Projet de loi relatif à l'action de groupe et à l'organisation judiciaire (dossier législatif)

séance publique du 3 novembre 2015 – intervention en discussion générale en qualité de rapporteur

Discussion générale - commune avec celle du relatif aux garanties statutaires, aux obligations déontologiques et au recrutement des magistrats ainsi qu'au Conseil supérieur de la magistrature:


M. Yves Détraigne, 
rapporteur de la commission des lois constitutionnelles, de législation, du suffrage universel, du règlement et d'administration générale, pour le projet de loi. Monsieur le président, madame la garde des sceaux, mes chers collègues, avec le projet de loi portant application des mesures relatives à la justice du XXIe siècle, nous abordons un texte important qui est, en partie, la suite des propositions faites ces dernières années par des groupes de travail chargés de réfléchir à différents aspects de la justice, tels que celui de l’Institut des hautes études sur la justice portant sur le rôle du juge, celui présidé par Pierre Delmas-Goyon sur le juge du XXIsiècle, celui qu’animait Didier Marshall sur les juridictions du XXIe siècle, ou encore celui que présidait Jean-Louis Nadal.

Notre assemblée elle-même a pris part à ces réflexions, notamment au travers du rapport de Catherine Tasca et Michel Mercier sur la justice aux affaires familiales et de celui que j’ai élaboré avec Virginie Klès sur la justice de première instance. Ces rapports ont, parmi d’autres éléments, servi de supports pour le débat national organisé à la Maison de l’UNESCO en janvier 2014, auquel un certain nombre d’entre vous a pu participer. Nous voilà donc aujourd’hui saisis d’un texte qui est, en grande partie, inspiré de toutes ces réflexions et débats.

Le projet de loi, qui compte cinquante-quatre articles répartis en sept titres – dont un, consacré à l’action de groupe, réunit à lui seul vingt-huit articles –, s’organise autour de quatre axes principaux.
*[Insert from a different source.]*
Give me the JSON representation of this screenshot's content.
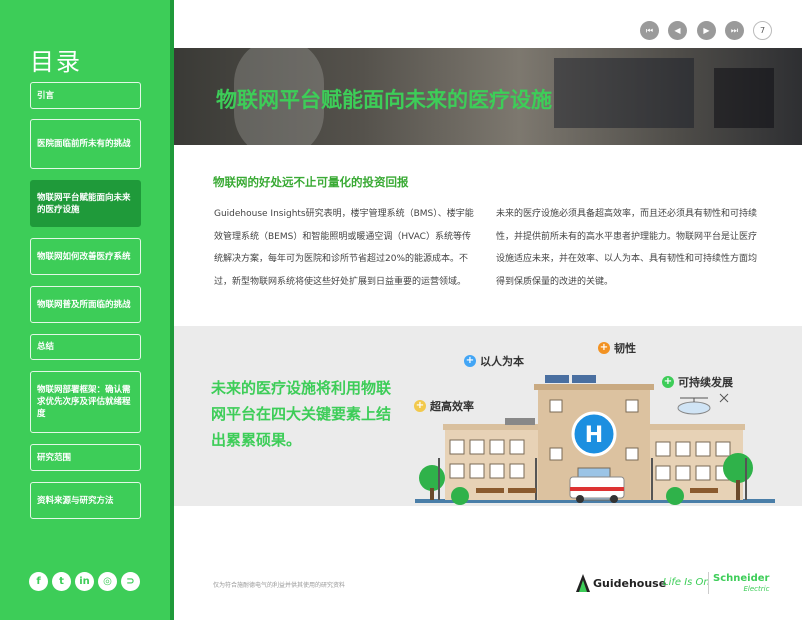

Le premier axe, qui englobe les deux premiers titres du projet, tend à faciliter l’accès à la justice du justiciable tout en l’incitant à privilégier les modes alternatifs de traitement. La création du SAUJ notamment, le service d’accueil unique du justiciable, qui annonce le futur guichet unique du greffe, facilitera l’accès au juge pour le justiciable, qui, il faut bien le reconnaître, n’a généralement pas la culture juridique indispensable pour comprendre toutes les subtilités de notre organisation judiciaire.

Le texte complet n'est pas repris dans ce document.